Annual MIT Sloan Management Review-Boston Consulting Group Study Finds Few Organizations Realizing Value From AI

CAMBRIDGE, MA—After several decades of progress, AI technology is now poised to become a significant source of value for a wide range of businesses. However, companies are not yet realizing the value from AI, according to a major new study released today by MIT Sloan Management Review (MIT SMR) and Boston Consulting Group’s BCG GAMMA and BCG Henderson Institute. The study reveals that although executives consider AI to be a critical business opportunity, many leaders are increasingly worried about the strategic risks associated with AI.

The study, as reported in “Winning With AI: Pioneers Combine Strategy, Organizational Behavior, and Technology,” is based on a survey of more than 2,500 executives and several in-depth interviews with leading experts. The data reveals:  

  • Nine out of ten agree that AI represents a business opportunity for their company.
  • Seven out of ten companies report minimal or no impact from AI so far. Among the 90% of companies that have made investments in AI, fewer than two out of five report obtaining any business gains from AI in the past three years.   
  • In 2019, 45% perceived some risk from AI—an increase from 37% in 2017.

“Our study reinforces that AI is an urgent issue for executives across all industries. While some companies have clearly figured out how to be successful, most companies have a hard time generating value with AI,” said report coauthor David Kiron. “How can executives exploit the opportunities, manage the risks, and minimize the difficulties associated with AI? These are pressing questions that need answers in order to pave a path forward.”

The report shows that companies that capture value from their AI activities exhibit a distinct set of five organizational behaviors.  

  1. They integrate their AI strategies with their overall business strategy. 88% of respondents reporting business impact from AI integrate their AI initiatives with their digital strategy.
  2. They unify their AI initiatives with their larger business transformation efforts. To generate business value with AI, managers must source and integrate AI-dependent data across organizational silos and establish cross-functional collaboration.
  3. They take on large, often risky, AI efforts that prioritize revenue growth over cost reduction. Respondents who report only cost reductions as a result of AI are less optimistic about achieving further savings with AI than those who have seen revenue gains. Only 44% of those who have had cost reductions expect the same results in the coming five years, while 72% of respondents who have seen revenue growth tend to expect that success to continue in the same period.
  4. They align the production of AI with the consumption of AI. Beyond setting up the tools, systems, and processes to deploy AI, they ensure that business users can use AI solutions and measure value.
  5. They avoid the “tech trap” and invest in talent. Companies that report a value gain from AI recognize that AI is not only a technology opportunity but a strategic initiative that calls for investment in AI talent, data, and process change. Companies with AI initiatives housed under the CIO, however (where technology-related initiatives usually live), are nearly 50% less likely to have seen value.

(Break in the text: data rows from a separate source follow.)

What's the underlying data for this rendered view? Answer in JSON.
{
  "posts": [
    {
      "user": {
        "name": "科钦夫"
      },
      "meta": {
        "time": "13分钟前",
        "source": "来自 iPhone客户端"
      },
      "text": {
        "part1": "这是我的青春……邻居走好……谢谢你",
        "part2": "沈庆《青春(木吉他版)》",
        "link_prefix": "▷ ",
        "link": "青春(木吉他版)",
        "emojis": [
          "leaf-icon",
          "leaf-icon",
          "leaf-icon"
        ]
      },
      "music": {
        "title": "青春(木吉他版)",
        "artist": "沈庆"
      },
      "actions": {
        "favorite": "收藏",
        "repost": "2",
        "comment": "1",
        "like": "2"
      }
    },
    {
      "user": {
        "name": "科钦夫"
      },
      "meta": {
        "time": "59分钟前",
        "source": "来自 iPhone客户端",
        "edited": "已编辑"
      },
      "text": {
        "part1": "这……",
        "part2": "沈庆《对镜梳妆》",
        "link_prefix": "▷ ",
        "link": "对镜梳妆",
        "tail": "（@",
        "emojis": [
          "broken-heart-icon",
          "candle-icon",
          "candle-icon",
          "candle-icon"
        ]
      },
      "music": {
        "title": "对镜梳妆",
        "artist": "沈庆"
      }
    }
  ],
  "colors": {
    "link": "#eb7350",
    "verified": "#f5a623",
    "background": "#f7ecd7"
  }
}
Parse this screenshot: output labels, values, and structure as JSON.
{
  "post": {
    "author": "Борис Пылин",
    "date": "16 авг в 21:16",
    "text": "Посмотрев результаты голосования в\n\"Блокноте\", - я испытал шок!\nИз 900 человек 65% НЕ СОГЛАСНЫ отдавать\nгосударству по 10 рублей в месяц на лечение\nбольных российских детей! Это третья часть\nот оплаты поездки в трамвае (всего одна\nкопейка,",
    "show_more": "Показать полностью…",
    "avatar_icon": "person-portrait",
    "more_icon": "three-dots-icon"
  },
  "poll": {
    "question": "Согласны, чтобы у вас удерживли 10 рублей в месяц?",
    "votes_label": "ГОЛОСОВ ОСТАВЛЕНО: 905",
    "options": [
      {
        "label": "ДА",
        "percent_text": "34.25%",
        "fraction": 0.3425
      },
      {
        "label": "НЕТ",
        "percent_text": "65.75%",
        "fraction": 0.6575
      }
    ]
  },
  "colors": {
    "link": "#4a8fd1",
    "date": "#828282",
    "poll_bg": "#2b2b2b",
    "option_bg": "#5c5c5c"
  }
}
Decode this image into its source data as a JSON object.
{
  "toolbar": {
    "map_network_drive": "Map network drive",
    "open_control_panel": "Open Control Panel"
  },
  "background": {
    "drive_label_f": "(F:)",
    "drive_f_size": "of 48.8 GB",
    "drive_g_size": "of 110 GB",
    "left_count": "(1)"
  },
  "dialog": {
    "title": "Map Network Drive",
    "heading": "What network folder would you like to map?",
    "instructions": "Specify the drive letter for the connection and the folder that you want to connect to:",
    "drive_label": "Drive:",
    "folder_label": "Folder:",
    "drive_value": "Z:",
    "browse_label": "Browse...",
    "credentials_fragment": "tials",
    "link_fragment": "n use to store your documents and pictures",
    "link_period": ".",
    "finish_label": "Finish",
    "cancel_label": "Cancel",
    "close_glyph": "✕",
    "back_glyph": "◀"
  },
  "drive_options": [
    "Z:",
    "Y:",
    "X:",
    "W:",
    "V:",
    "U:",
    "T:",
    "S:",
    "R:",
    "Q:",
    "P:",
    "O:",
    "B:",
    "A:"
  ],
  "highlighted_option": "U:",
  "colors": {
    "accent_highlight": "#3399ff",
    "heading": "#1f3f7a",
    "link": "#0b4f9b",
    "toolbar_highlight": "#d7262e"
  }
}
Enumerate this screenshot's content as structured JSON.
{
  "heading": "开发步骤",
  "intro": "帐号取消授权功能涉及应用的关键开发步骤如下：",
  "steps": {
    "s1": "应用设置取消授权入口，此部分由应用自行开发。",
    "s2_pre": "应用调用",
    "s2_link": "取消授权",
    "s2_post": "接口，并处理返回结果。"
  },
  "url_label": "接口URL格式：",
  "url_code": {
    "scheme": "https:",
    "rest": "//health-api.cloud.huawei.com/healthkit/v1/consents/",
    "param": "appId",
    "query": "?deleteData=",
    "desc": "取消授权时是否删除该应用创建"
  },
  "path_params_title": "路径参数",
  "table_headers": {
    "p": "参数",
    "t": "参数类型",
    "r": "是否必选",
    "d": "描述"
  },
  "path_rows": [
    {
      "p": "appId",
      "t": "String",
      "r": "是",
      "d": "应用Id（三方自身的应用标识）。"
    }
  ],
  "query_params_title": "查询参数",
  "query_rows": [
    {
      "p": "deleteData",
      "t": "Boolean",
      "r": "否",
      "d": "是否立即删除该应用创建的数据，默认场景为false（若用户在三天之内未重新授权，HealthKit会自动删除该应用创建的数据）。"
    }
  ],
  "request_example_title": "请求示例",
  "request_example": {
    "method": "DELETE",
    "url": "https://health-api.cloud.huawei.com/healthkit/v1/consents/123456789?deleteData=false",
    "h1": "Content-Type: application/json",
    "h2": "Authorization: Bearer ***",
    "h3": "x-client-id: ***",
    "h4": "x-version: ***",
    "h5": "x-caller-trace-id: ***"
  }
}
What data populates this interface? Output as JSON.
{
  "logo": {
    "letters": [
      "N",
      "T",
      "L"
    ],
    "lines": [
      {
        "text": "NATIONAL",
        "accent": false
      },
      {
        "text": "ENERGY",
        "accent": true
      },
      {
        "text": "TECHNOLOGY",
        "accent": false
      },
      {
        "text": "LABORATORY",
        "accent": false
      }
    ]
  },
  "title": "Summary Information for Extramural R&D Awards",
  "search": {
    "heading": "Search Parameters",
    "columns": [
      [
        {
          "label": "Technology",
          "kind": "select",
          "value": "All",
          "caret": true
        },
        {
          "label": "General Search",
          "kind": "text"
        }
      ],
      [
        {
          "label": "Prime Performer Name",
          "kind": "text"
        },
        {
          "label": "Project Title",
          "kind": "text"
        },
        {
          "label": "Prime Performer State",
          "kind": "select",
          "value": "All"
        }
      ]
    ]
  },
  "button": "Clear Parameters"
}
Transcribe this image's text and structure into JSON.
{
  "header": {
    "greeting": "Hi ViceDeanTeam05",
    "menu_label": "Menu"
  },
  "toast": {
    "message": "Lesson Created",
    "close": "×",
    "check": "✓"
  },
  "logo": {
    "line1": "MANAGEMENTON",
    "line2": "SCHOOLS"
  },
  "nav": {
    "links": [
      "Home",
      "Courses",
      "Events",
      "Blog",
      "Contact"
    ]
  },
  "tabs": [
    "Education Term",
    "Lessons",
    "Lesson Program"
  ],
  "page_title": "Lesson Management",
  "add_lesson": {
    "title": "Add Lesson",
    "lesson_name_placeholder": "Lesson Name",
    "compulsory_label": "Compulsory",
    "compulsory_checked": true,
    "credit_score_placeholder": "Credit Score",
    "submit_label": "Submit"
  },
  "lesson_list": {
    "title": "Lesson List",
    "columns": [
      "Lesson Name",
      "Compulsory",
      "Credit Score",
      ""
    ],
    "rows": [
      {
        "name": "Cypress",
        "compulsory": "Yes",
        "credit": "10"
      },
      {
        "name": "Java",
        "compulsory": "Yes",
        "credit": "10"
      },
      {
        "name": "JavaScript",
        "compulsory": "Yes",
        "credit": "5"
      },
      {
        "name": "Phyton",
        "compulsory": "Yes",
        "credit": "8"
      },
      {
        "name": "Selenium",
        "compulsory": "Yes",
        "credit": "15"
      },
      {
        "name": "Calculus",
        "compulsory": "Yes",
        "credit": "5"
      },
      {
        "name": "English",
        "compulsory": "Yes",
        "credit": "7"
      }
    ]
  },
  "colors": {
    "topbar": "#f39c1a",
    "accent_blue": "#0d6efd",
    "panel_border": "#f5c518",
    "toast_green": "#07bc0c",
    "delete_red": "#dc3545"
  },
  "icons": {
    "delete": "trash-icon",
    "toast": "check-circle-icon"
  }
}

“As business leaders develop strategy with AI, talent is a complex problem without simple answers. The skill sets of the workforce of tomorrow must differ markedly from the skill sets today—not only for the relatively smaller number of workers developing AI solutions but more importantly for the far greater number of workers who will be using AI solutions either directly or indirectly,” said coauthor Sam Ransbotham. 

The report’s analysis on cultivating talent reveals that 65% of respondents report obtaining business value from AI when using a multipronged talent approach: they build internal teams and rely less on outside vendors; they selectively import experienced AI talent for technical leadership roles; and they upskill their existing workforce to enable AI literacy and understanding of how to manage with AI.

“AI is a significant strategic opportunity and a major strategic risk if companies don’t act thoughtfully. There is already a gap between winners and losers, and this gap will only get larger in the years to come. But to get value, technology and algorithms are not enough. Companies have to seriously integrate AI into their core business strategy and their core business processes. This is often much harder than the AI tech itself, and getting it right requires a new way of working that is different than typical tech programs,” said coauthor Shervin Khodabandeh.